Sports Illustrated has an article on a paper by Mike Dumond, Allen Lynch, and Jennifer Platania on the college decision of high school athletes.
In addition to predicting the future, the model provided empirical evidence that BCS schools enjoy a prohibitive advantage over their non-BCS brethren in recruiting top talent. It also disproved several long-held beliefs about recruiting. For example, recruits don’t seem to care how many players a school puts in the NFL, they aren’t as interested in early playing time as they claim and scholarship reductions actually increase the likelihood that a top recruit will pick a particular school.
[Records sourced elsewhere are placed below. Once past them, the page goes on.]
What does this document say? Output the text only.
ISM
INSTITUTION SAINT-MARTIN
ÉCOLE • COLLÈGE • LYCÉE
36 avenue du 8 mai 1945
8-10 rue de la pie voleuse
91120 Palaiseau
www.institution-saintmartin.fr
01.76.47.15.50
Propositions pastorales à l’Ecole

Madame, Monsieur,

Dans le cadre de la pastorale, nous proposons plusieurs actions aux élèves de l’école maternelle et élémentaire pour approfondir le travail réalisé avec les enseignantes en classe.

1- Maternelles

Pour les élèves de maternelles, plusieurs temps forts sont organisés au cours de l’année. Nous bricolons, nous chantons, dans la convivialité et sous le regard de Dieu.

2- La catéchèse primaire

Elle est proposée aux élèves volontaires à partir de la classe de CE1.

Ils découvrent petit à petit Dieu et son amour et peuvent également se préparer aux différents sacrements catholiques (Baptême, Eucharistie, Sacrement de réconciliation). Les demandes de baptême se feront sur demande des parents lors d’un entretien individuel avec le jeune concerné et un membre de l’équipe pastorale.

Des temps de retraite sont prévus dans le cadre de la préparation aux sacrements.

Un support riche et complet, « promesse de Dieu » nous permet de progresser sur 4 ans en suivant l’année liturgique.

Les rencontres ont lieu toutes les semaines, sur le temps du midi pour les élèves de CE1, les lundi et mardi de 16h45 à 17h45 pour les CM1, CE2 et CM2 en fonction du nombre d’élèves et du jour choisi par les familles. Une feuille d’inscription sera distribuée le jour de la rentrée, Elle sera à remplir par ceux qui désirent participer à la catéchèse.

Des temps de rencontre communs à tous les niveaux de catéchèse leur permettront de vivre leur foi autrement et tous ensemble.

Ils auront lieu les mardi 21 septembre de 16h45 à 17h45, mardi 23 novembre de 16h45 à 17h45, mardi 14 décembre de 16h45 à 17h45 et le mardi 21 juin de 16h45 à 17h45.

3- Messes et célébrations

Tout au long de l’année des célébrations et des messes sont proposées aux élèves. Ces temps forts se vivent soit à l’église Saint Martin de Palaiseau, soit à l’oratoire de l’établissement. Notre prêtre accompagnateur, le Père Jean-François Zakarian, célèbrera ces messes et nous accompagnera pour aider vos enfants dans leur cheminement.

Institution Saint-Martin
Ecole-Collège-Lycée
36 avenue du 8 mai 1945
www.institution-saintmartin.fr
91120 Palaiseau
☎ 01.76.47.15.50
Here’s the abstract of their paper that is in the current Journal of Sports Economics:
College football programs devote an enormous amount of resources in efforts to persuade high school football players to attend their schools. In this study, we develop an empirical model of the factors that recruits consider when selecting a school, using a database that combines school-specific attributes with recruit-specific information. The authors’ estimates imply that recruits’ decisions are governed by a handful of primary factors such as the geographic distance between the recruit and the college, the school’s recent football rankings, and whether the school is a member of one of the six Bowl Championship Series (BCS) conferences.
Here is a non-gated version.
The finding that BCS schools enjoy an advantage might be partially explained by peer effects: being surrounded by better players makes you a better player. But since own-team peer effects might be controlled by previous seasons’ performance (which is included in their model), the BCS may be capturing opposing-team peer effects (playing against superior competition makes you a better player). But if their results are capturing effects of the BCS per-se, then “the BCS designations perpetuate a permanent, caste-like structure within college football.”